Les dirigeants des partis politiques ont poursuivi, hier, leur campagne pour les élections législatives du 2 juillet, axant leurs discours sur les enjeux de cette échéance électorale et l’impératif de booster le développement local afin de répondre aux préoccupations des citoyens.
Pour son premier rassemblement organisé dans le cadre de la campagne électorale, le Parti des travailleurs a choisi la wilaya de Mostaganem. En présence des cadres du parti ainsi que des militantes et militants, la secrétaire générale du Parti des travailleurs, Louisa Hanoune, a tenu à expliquer les enjeux de cette échéance électorale.
«Nous avons décidé de participer parce que nous avons compris les enjeux internes et externes», a-t-elle indiqué. C’est une étape importante, a-t-elle affirmé, ajoutant que «notre pays est visé».
Manquements constatés
Se montrant contrariée par certains aspects de la gestion du processus électoral, Louisa Hanoune a déclaré : «Nous avons espéré que ce processus électoral ne fasse pas l’objet de contestation et qu’il se déroule dans de bonnes conditions, sur la base de la compétition entre programmes. Malheureusement, dès le début, nous avons constaté des insuffisances».
Elle a regretté l’exclusion d’un nombre important de candidats de sa formation pour des motifs qu’elle juge incompréhensibles. Cette façon de faire porte, selon elle, atteinte à l’image du pays à l’étranger. Elle a évoqué, à cette occasion, des campagnes de dénigrement, notamment émiraties, visant à discréditer le pays et ses cadres. Évoquant l’engagement de son parti, la secrétaire générale du PT a souligné que «notre arme, c’est notre volonté et notre militantisme».
Préserver le pays
À travers cette participation, le PT ambitionne de contribuer à la préservation du pays, politiquement à travers une réforme qui mette la Constitution au-dessus de toute autre loi, et économiquement en s’opposant à toute tentative de prédation étrangère sur les richesses nationales.
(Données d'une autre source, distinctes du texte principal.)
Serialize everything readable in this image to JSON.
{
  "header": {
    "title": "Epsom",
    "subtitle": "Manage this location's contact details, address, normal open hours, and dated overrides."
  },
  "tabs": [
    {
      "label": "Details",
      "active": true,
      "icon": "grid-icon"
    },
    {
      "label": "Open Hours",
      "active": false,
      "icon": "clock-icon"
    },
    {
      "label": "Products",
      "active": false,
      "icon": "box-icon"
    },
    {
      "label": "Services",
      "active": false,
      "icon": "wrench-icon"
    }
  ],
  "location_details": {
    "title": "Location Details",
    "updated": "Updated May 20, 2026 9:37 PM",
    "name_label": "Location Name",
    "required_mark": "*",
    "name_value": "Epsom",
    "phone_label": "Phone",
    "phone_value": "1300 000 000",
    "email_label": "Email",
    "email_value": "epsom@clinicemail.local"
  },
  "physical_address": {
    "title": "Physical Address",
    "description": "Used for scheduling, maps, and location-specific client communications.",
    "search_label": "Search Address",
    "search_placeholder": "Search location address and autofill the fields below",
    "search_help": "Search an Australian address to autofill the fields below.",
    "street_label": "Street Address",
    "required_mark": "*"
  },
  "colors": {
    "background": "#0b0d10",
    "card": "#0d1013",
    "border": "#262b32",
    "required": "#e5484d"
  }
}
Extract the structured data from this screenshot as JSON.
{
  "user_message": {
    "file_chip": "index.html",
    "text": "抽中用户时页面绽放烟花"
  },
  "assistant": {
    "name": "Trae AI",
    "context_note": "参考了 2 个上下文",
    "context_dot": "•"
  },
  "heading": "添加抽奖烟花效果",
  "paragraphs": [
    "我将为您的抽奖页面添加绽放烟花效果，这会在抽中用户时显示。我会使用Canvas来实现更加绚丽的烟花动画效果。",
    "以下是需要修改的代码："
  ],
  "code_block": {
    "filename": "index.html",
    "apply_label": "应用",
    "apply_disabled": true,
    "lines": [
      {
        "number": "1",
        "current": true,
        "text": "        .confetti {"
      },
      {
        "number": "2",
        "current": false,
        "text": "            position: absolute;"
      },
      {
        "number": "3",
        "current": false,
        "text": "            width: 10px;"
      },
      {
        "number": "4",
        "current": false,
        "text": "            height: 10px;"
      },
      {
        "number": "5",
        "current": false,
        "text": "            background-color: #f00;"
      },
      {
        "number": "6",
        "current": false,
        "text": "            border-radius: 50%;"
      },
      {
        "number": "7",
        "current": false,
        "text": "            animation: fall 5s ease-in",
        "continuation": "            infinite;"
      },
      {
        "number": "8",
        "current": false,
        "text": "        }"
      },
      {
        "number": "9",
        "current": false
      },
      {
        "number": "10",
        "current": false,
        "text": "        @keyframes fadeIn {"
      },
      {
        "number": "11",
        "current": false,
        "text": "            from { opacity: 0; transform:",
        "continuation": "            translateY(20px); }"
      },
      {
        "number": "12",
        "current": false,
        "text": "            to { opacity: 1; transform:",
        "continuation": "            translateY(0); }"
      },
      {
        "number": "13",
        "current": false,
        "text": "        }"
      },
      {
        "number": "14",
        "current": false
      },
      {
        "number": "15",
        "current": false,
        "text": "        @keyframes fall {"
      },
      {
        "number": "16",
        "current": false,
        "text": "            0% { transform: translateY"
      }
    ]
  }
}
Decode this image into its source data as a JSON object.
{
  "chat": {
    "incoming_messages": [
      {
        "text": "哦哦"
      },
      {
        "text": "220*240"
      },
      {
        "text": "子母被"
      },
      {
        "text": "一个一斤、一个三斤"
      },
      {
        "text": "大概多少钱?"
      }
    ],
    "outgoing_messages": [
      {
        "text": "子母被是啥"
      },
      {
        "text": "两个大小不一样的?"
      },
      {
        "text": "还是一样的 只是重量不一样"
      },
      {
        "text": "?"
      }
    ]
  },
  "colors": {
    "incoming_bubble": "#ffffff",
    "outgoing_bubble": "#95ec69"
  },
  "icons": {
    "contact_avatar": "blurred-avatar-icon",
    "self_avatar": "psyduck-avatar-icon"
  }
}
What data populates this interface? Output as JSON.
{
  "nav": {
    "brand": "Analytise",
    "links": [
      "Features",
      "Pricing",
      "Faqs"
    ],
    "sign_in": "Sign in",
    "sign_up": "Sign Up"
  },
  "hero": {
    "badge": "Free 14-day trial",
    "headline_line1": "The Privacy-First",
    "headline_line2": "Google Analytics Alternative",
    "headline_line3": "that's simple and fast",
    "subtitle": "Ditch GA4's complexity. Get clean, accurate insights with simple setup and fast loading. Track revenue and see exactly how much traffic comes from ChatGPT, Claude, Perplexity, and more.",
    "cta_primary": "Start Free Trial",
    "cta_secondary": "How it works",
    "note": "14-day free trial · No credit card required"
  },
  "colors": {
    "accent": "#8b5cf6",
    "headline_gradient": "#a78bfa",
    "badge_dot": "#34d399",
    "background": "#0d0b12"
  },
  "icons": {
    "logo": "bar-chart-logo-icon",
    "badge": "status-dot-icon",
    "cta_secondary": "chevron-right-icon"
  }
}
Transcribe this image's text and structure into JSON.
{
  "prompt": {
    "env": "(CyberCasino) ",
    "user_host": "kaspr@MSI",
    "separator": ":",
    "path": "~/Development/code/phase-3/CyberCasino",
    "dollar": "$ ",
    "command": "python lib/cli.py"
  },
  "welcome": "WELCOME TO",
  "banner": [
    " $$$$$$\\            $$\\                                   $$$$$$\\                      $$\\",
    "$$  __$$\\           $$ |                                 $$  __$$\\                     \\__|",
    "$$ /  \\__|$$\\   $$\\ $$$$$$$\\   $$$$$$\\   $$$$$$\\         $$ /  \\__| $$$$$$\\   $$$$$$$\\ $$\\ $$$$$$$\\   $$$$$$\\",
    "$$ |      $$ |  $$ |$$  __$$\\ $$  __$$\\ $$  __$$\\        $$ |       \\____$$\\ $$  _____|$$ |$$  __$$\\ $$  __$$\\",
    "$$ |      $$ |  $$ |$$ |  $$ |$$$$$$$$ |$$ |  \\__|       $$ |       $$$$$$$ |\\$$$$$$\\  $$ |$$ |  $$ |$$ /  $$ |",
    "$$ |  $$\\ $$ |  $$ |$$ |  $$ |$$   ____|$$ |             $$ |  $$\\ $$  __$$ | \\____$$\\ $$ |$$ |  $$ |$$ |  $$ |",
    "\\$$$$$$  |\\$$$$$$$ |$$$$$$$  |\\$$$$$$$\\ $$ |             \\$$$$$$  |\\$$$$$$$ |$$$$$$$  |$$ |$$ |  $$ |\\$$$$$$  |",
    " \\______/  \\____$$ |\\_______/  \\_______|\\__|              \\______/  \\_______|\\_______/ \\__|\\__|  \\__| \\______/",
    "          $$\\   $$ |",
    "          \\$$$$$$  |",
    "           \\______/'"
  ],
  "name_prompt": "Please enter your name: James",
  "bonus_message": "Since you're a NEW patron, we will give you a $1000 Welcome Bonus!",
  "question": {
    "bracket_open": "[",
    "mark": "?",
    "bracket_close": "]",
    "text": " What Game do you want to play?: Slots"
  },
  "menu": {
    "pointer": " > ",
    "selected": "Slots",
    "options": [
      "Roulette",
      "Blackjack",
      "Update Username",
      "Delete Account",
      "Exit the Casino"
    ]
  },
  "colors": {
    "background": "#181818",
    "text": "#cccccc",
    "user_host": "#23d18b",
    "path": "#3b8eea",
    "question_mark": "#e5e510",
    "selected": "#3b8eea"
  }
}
Louisa Hanoune a insisté sur la préservation de la propriété collective, ajoutant que cette dernière est déjà consacrée par la Constitution. Elle a également plaidé pour un dispositif fiscal équitable, notamment un impôt réel sur la fortune. «La justice et l’équité exigent que celui qui est riche paie plus», a-t-elle affirmé.
Travail de proximité
S’adressant aux militants et aux candidats du parti, la secrétaire générale du PT a expliqué que les solutions ne viennent pas d’elles-mêmes. Selon elle, le changement vient avec la mobilisation. La dynamique populaire peut engendrer un changement économique et social positif.
Elle a pris comme exemple Zohran Mamdani, élu maire de New York malgré les attaques de tous les lobbys existants aux États-Unis. «Il a étéélu parce qu’il avait un programme réaliste basé sur les aspirations des citoyens», a souligné Louisa Hanoune. Dans ce contexte, elle a appelé les militants à aller vers les citoyens pour leur expliquer le programme et les engagements du parti.
Développement local
De son côté, le secrétaire général du Rassemblement national démocratique (RND), Mounder Bouden, a axé son discours sur l’engagement de son parti à œuvrer pour le développement dans les différentes régions du pays et à répondre aux préoccupations des citoyens.
Lors d’un rassemblement public qu’il a la maison de la culture de Chlef, Mounder Bouden a affirmé l’engagement de son parti en faveur du travail de terrain et de la conduite du développement d’une manière qui serve les différentes wilayas, notant que ses élus seront «un lien efficace pour transmettre les préoccupations et mettre en œuvre les projets».
Évoquant le potentiel agricole, industriel et touristique de la wilaya de Chlef, il a souligné que celle-ci a encore besoin de davantage de projets de développement. Il a précisé que le programme de son parti place ces projets au cœur des engagements que les représentants du RND à l’Assemblée populaire nationale défendront.
Le secrétaire général du RND a consacré une bonne partie de son intervention au système éducatif, expliquant qu’il devait être revu afin d’assurer un équilibre dans le processus éducatif et de réduire la pression sur les élèves.